Dat was wel iets wat ook kenmerkend was voor mij en voor de Rijksdienst: we dachten heel erg in potenties en in mogelijkheden scheppen. Terwijl op het oude land je heel vaak zag van:
“Dit mag er en dit mag niet.”
Wij hadden - ook naderhand in het bestemmingsplan - heel veel dingen die nog mochten of nog konden, omdat je gewoon de tijd wilde gebruiken om dingen te laten ontstaan. Ik heb natuurlijk in die periode ook heel veel aanvragen gekregen. De manege bijvoorbeeld, die was er al vrij vroeg. Ja, dat zijn dingen die je niet kunt bedenken bij de planning van het dorp. Nou, waar moet die dan komen? Ja, tegen het dorp aan. Nou, gelukkig lag er al bos. Daar is een plekje in vrijgemaakt, daar stond al een oude schuur van de Rijksdienst, en zo is die manege daar gekomen.
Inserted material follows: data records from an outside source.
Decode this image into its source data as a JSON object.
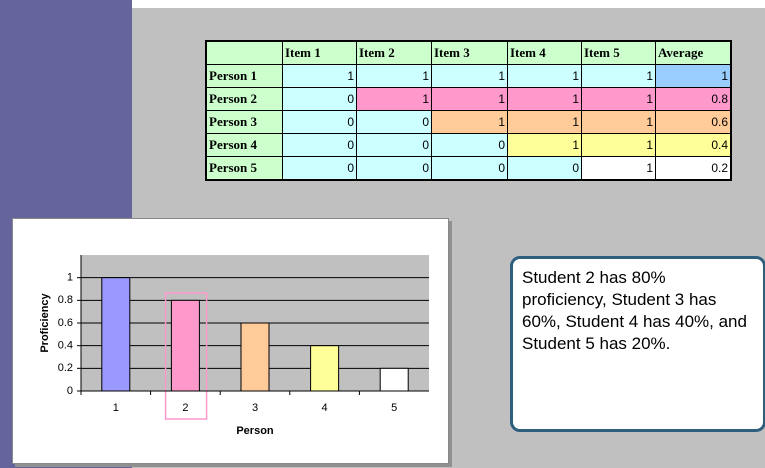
{
  "table": {
    "columns": [
      "",
      "Item 1",
      "Item 2",
      "Item 3",
      "Item 4",
      "Item 5",
      "Average"
    ],
    "header_fill": "#ccffcc",
    "rows": [
      {
        "label": "Person 1",
        "values": [
          1,
          1,
          1,
          1,
          1,
          1
        ],
        "fills": [
          "#ccffff",
          "#ccffff",
          "#ccffff",
          "#ccffff",
          "#ccffff",
          "#99ccff"
        ]
      },
      {
        "label": "Person 2",
        "values": [
          0,
          1,
          1,
          1,
          1,
          0.8
        ],
        "fills": [
          "#ccffff",
          "#ff99cc",
          "#ff99cc",
          "#ff99cc",
          "#ff99cc",
          "#ff99cc"
        ]
      },
      {
        "label": "Person 3",
        "values": [
          0,
          0,
          1,
          1,
          1,
          0.6
        ],
        "fills": [
          "#ccffff",
          "#ccffff",
          "#ffcc99",
          "#ffcc99",
          "#ffcc99",
          "#ffcc99"
        ]
      },
      {
        "label": "Person 4",
        "values": [
          0,
          0,
          0,
          1,
          1,
          0.4
        ],
        "fills": [
          "#ccffff",
          "#ccffff",
          "#ccffff",
          "#ffff99",
          "#ffff99",
          "#ffff99"
        ]
      },
      {
        "label": "Person 5",
        "values": [
          0,
          0,
          0,
          0,
          1,
          0.2
        ],
        "fills": [
          "#ccffff",
          "#ccffff",
          "#ccffff",
          "#ccffff",
          "#ffffff",
          "#ffffff"
        ]
      }
    ]
  },
  "chart_data": {
    "type": "bar",
    "x_label": "Person",
    "y_label": "Proficiency",
    "categories": [
      "1",
      "2",
      "3",
      "4",
      "5"
    ],
    "values": [
      1,
      0.8,
      0.6,
      0.4,
      0.2
    ],
    "colors": [
      "#9999ff",
      "#ff99cc",
      "#ffcc99",
      "#ffff99",
      "#ffffff"
    ],
    "ylim": [
      0,
      1.2
    ],
    "yticks": [
      0,
      0.2,
      0.4,
      0.6,
      0.8,
      1
    ],
    "grid": true
  },
  "callout": {
    "text": "Student 2 has 80% proficiency, Student 3 has 60%, Student 4 has 40%, and Student 5 has 20%."
  }
}
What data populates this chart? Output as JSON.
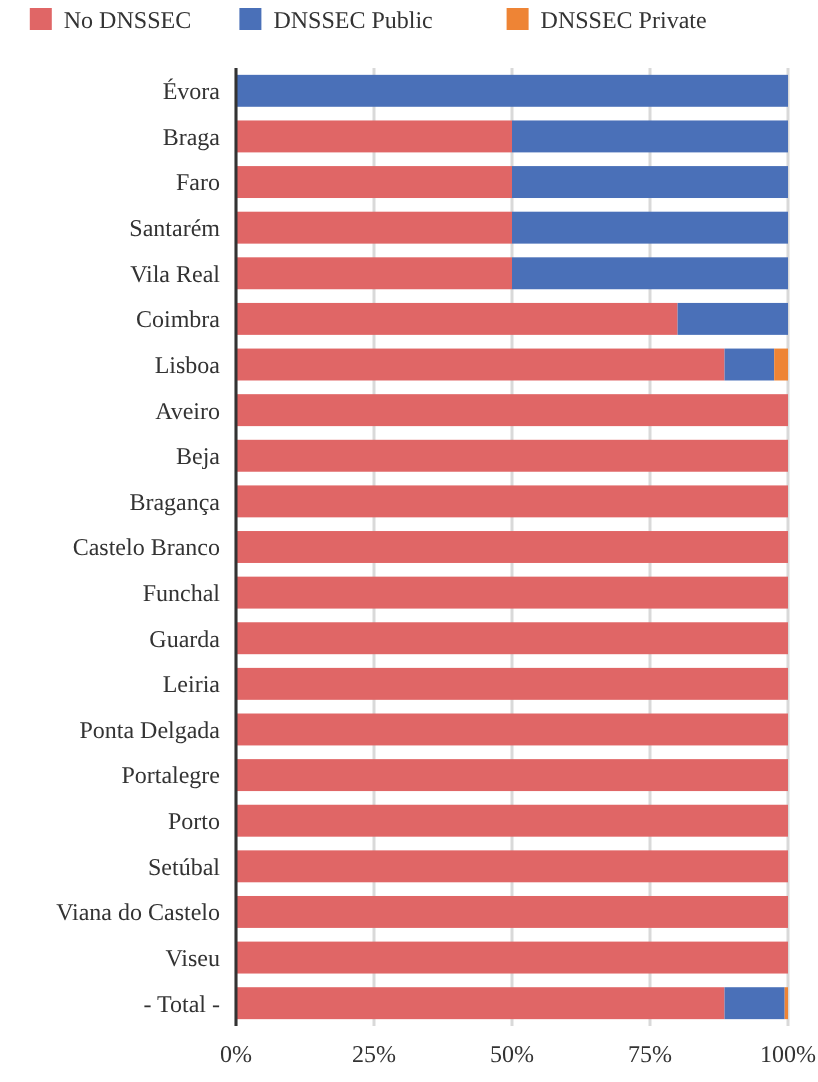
{
  "chart_data": {
    "type": "bar",
    "orientation": "horizontal",
    "stacked": true,
    "legend": "top",
    "grid": "x",
    "categories": [
      "Évora",
      "Braga",
      "Faro",
      "Santarém",
      "Vila Real",
      "Coimbra",
      "Lisboa",
      "Aveiro",
      "Beja",
      "Bragança",
      "Castelo Branco",
      "Funchal",
      "Guarda",
      "Leiria",
      "Ponta Delgada",
      "Portalegre",
      "Porto",
      "Setúbal",
      "Viana do Castelo",
      "Viseu",
      "- Total -"
    ],
    "series": [
      {
        "name": "No DNSSEC",
        "color": "#e06666",
        "values": [
          0,
          50,
          50,
          50,
          50,
          80,
          88.5,
          100,
          100,
          100,
          100,
          100,
          100,
          100,
          100,
          100,
          100,
          100,
          100,
          100,
          88.5
        ]
      },
      {
        "name": "DNSSEC Public",
        "color": "#4a70b8",
        "values": [
          100,
          50,
          50,
          50,
          50,
          20,
          9,
          0,
          0,
          0,
          0,
          0,
          0,
          0,
          0,
          0,
          0,
          0,
          0,
          0,
          10.9
        ]
      },
      {
        "name": "DNSSEC Private",
        "color": "#ee8435",
        "values": [
          0,
          0,
          0,
          0,
          0,
          0,
          2.5,
          0,
          0,
          0,
          0,
          0,
          0,
          0,
          0,
          0,
          0,
          0,
          0,
          0,
          0.6
        ]
      }
    ],
    "xlim": [
      0,
      100
    ],
    "xticks": [
      {
        "value": 0,
        "label": "0%"
      },
      {
        "value": 25,
        "label": "25%"
      },
      {
        "value": 50,
        "label": "50%"
      },
      {
        "value": 75,
        "label": "75%"
      },
      {
        "value": 100,
        "label": "100%"
      }
    ]
  }
}
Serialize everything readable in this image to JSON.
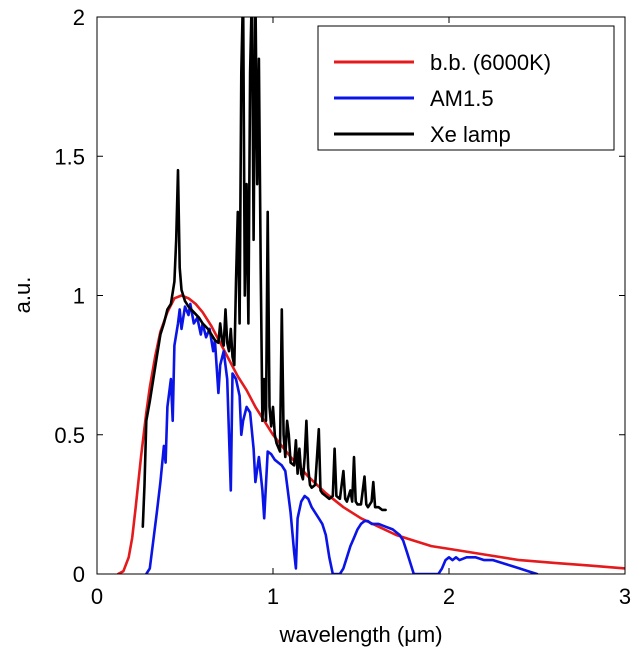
{
  "chart_data": {
    "type": "line",
    "title": "",
    "xlabel": "wavelength (μm)",
    "ylabel": "a.u.",
    "xlim": [
      0,
      3
    ],
    "ylim": [
      0,
      2
    ],
    "x_ticks": [
      {
        "value": 0,
        "label": "0"
      },
      {
        "value": 1,
        "label": "1"
      },
      {
        "value": 2,
        "label": "2"
      },
      {
        "value": 3,
        "label": "3"
      }
    ],
    "y_ticks": [
      {
        "value": 0,
        "label": "0"
      },
      {
        "value": 0.5,
        "label": "0.5"
      },
      {
        "value": 1,
        "label": "1"
      },
      {
        "value": 1.5,
        "label": "1.5"
      },
      {
        "value": 2,
        "label": "2"
      }
    ],
    "grid": false,
    "legend_position": "top-right",
    "series": [
      {
        "name": "b.b. (6000K)",
        "color": "#e41a1c",
        "points": [
          [
            0.12,
            0.0
          ],
          [
            0.15,
            0.01
          ],
          [
            0.18,
            0.06
          ],
          [
            0.2,
            0.13
          ],
          [
            0.22,
            0.24
          ],
          [
            0.25,
            0.42
          ],
          [
            0.28,
            0.58
          ],
          [
            0.3,
            0.67
          ],
          [
            0.33,
            0.78
          ],
          [
            0.36,
            0.87
          ],
          [
            0.4,
            0.94
          ],
          [
            0.44,
            0.99
          ],
          [
            0.48,
            1.0
          ],
          [
            0.52,
            0.99
          ],
          [
            0.56,
            0.97
          ],
          [
            0.6,
            0.94
          ],
          [
            0.65,
            0.89
          ],
          [
            0.7,
            0.83
          ],
          [
            0.75,
            0.77
          ],
          [
            0.8,
            0.71
          ],
          [
            0.85,
            0.66
          ],
          [
            0.9,
            0.6
          ],
          [
            0.95,
            0.55
          ],
          [
            1.0,
            0.5
          ],
          [
            1.1,
            0.42
          ],
          [
            1.2,
            0.35
          ],
          [
            1.3,
            0.29
          ],
          [
            1.4,
            0.24
          ],
          [
            1.5,
            0.2
          ],
          [
            1.6,
            0.17
          ],
          [
            1.7,
            0.14
          ],
          [
            1.8,
            0.12
          ],
          [
            1.9,
            0.1
          ],
          [
            2.0,
            0.09
          ],
          [
            2.2,
            0.07
          ],
          [
            2.4,
            0.05
          ],
          [
            2.6,
            0.04
          ],
          [
            2.8,
            0.03
          ],
          [
            3.0,
            0.02
          ]
        ]
      },
      {
        "name": "AM1.5",
        "color": "#0a14e6",
        "points": [
          [
            0.28,
            0.0
          ],
          [
            0.3,
            0.02
          ],
          [
            0.32,
            0.12
          ],
          [
            0.34,
            0.22
          ],
          [
            0.36,
            0.33
          ],
          [
            0.38,
            0.46
          ],
          [
            0.39,
            0.4
          ],
          [
            0.4,
            0.6
          ],
          [
            0.42,
            0.7
          ],
          [
            0.43,
            0.55
          ],
          [
            0.44,
            0.82
          ],
          [
            0.46,
            0.9
          ],
          [
            0.47,
            0.95
          ],
          [
            0.48,
            0.88
          ],
          [
            0.5,
            0.96
          ],
          [
            0.52,
            0.93
          ],
          [
            0.53,
            0.97
          ],
          [
            0.55,
            0.9
          ],
          [
            0.57,
            0.92
          ],
          [
            0.59,
            0.86
          ],
          [
            0.6,
            0.9
          ],
          [
            0.62,
            0.85
          ],
          [
            0.64,
            0.88
          ],
          [
            0.66,
            0.8
          ],
          [
            0.67,
            0.84
          ],
          [
            0.69,
            0.65
          ],
          [
            0.7,
            0.75
          ],
          [
            0.72,
            0.8
          ],
          [
            0.74,
            0.7
          ],
          [
            0.76,
            0.3
          ],
          [
            0.77,
            0.72
          ],
          [
            0.79,
            0.7
          ],
          [
            0.81,
            0.64
          ],
          [
            0.82,
            0.5
          ],
          [
            0.83,
            0.55
          ],
          [
            0.85,
            0.6
          ],
          [
            0.87,
            0.58
          ],
          [
            0.89,
            0.45
          ],
          [
            0.9,
            0.33
          ],
          [
            0.92,
            0.42
          ],
          [
            0.94,
            0.3
          ],
          [
            0.95,
            0.2
          ],
          [
            0.97,
            0.44
          ],
          [
            0.99,
            0.43
          ],
          [
            1.01,
            0.41
          ],
          [
            1.03,
            0.4
          ],
          [
            1.05,
            0.39
          ],
          [
            1.07,
            0.37
          ],
          [
            1.08,
            0.32
          ],
          [
            1.1,
            0.22
          ],
          [
            1.12,
            0.08
          ],
          [
            1.13,
            0.02
          ],
          [
            1.14,
            0.2
          ],
          [
            1.16,
            0.26
          ],
          [
            1.18,
            0.28
          ],
          [
            1.2,
            0.27
          ],
          [
            1.22,
            0.24
          ],
          [
            1.24,
            0.22
          ],
          [
            1.26,
            0.2
          ],
          [
            1.28,
            0.18
          ],
          [
            1.3,
            0.14
          ],
          [
            1.32,
            0.06
          ],
          [
            1.34,
            0.0
          ],
          [
            1.38,
            0.0
          ],
          [
            1.4,
            0.02
          ],
          [
            1.42,
            0.06
          ],
          [
            1.44,
            0.1
          ],
          [
            1.46,
            0.13
          ],
          [
            1.48,
            0.16
          ],
          [
            1.5,
            0.18
          ],
          [
            1.52,
            0.19
          ],
          [
            1.54,
            0.19
          ],
          [
            1.56,
            0.18
          ],
          [
            1.6,
            0.18
          ],
          [
            1.64,
            0.17
          ],
          [
            1.68,
            0.16
          ],
          [
            1.72,
            0.14
          ],
          [
            1.74,
            0.12
          ],
          [
            1.76,
            0.08
          ],
          [
            1.78,
            0.04
          ],
          [
            1.8,
            0.0
          ],
          [
            1.94,
            0.0
          ],
          [
            1.96,
            0.02
          ],
          [
            1.98,
            0.05
          ],
          [
            2.0,
            0.06
          ],
          [
            2.02,
            0.05
          ],
          [
            2.04,
            0.06
          ],
          [
            2.06,
            0.05
          ],
          [
            2.1,
            0.06
          ],
          [
            2.15,
            0.06
          ],
          [
            2.2,
            0.05
          ],
          [
            2.25,
            0.05
          ],
          [
            2.3,
            0.04
          ],
          [
            2.35,
            0.03
          ],
          [
            2.4,
            0.02
          ],
          [
            2.45,
            0.01
          ],
          [
            2.5,
            0.0
          ]
        ]
      },
      {
        "name": "Xe lamp",
        "color": "#000000",
        "points": [
          [
            0.26,
            0.17
          ],
          [
            0.27,
            0.32
          ],
          [
            0.28,
            0.55
          ],
          [
            0.3,
            0.62
          ],
          [
            0.32,
            0.7
          ],
          [
            0.34,
            0.78
          ],
          [
            0.36,
            0.86
          ],
          [
            0.38,
            0.9
          ],
          [
            0.4,
            0.95
          ],
          [
            0.42,
            0.97
          ],
          [
            0.44,
            1.05
          ],
          [
            0.45,
            1.2
          ],
          [
            0.46,
            1.45
          ],
          [
            0.47,
            1.1
          ],
          [
            0.48,
            1.02
          ],
          [
            0.5,
            0.98
          ],
          [
            0.52,
            0.96
          ],
          [
            0.55,
            0.94
          ],
          [
            0.58,
            0.92
          ],
          [
            0.6,
            0.9
          ],
          [
            0.63,
            0.88
          ],
          [
            0.65,
            0.86
          ],
          [
            0.67,
            0.84
          ],
          [
            0.69,
            0.83
          ],
          [
            0.7,
            0.9
          ],
          [
            0.71,
            0.84
          ],
          [
            0.72,
            0.82
          ],
          [
            0.73,
            0.95
          ],
          [
            0.74,
            0.83
          ],
          [
            0.75,
            0.8
          ],
          [
            0.76,
            0.88
          ],
          [
            0.77,
            0.78
          ],
          [
            0.78,
            0.75
          ],
          [
            0.79,
            1.05
          ],
          [
            0.8,
            1.3
          ],
          [
            0.81,
            0.9
          ],
          [
            0.82,
            1.8
          ],
          [
            0.83,
            2.1
          ],
          [
            0.84,
            1.0
          ],
          [
            0.85,
            1.4
          ],
          [
            0.86,
            0.9
          ],
          [
            0.87,
            1.8
          ],
          [
            0.88,
            2.1
          ],
          [
            0.89,
            1.2
          ],
          [
            0.9,
            2.1
          ],
          [
            0.91,
            1.4
          ],
          [
            0.92,
            1.85
          ],
          [
            0.93,
            1.1
          ],
          [
            0.94,
            0.55
          ],
          [
            0.95,
            0.7
          ],
          [
            0.96,
            0.55
          ],
          [
            0.97,
            1.3
          ],
          [
            0.98,
            0.6
          ],
          [
            0.99,
            0.53
          ],
          [
            1.0,
            0.6
          ],
          [
            1.01,
            0.5
          ],
          [
            1.02,
            0.47
          ],
          [
            1.04,
            0.44
          ],
          [
            1.05,
            0.95
          ],
          [
            1.06,
            0.5
          ],
          [
            1.07,
            0.42
          ],
          [
            1.08,
            0.55
          ],
          [
            1.09,
            0.5
          ],
          [
            1.1,
            0.4
          ],
          [
            1.12,
            0.39
          ],
          [
            1.13,
            0.48
          ],
          [
            1.14,
            0.36
          ],
          [
            1.15,
            0.45
          ],
          [
            1.16,
            0.36
          ],
          [
            1.17,
            0.34
          ],
          [
            1.18,
            0.42
          ],
          [
            1.19,
            0.55
          ],
          [
            1.2,
            0.38
          ],
          [
            1.21,
            0.32
          ],
          [
            1.22,
            0.31
          ],
          [
            1.24,
            0.32
          ],
          [
            1.26,
            0.52
          ],
          [
            1.27,
            0.3
          ],
          [
            1.28,
            0.29
          ],
          [
            1.3,
            0.28
          ],
          [
            1.32,
            0.27
          ],
          [
            1.34,
            0.28
          ],
          [
            1.35,
            0.45
          ],
          [
            1.36,
            0.28
          ],
          [
            1.38,
            0.27
          ],
          [
            1.4,
            0.37
          ],
          [
            1.41,
            0.27
          ],
          [
            1.42,
            0.26
          ],
          [
            1.44,
            0.3
          ],
          [
            1.45,
            0.26
          ],
          [
            1.46,
            0.42
          ],
          [
            1.47,
            0.26
          ],
          [
            1.48,
            0.25
          ],
          [
            1.5,
            0.25
          ],
          [
            1.52,
            0.35
          ],
          [
            1.53,
            0.25
          ],
          [
            1.54,
            0.24
          ],
          [
            1.56,
            0.26
          ],
          [
            1.57,
            0.33
          ],
          [
            1.58,
            0.24
          ],
          [
            1.6,
            0.24
          ],
          [
            1.62,
            0.23
          ],
          [
            1.64,
            0.23
          ]
        ]
      }
    ]
  }
}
Zo zijn veel vaker dingen geweest die je een plek moet geven, zoals het hondensportterrein. Waar moest die komen, die kynologenvereniging? Die ontstaat op een gegeven moment in het dorp, waar geef je die een plek? Nou, er is elke keer wel wat. Ik bedoel; door de jaren heen komt er steeds meer bij en de mensen zien hun kansen hier.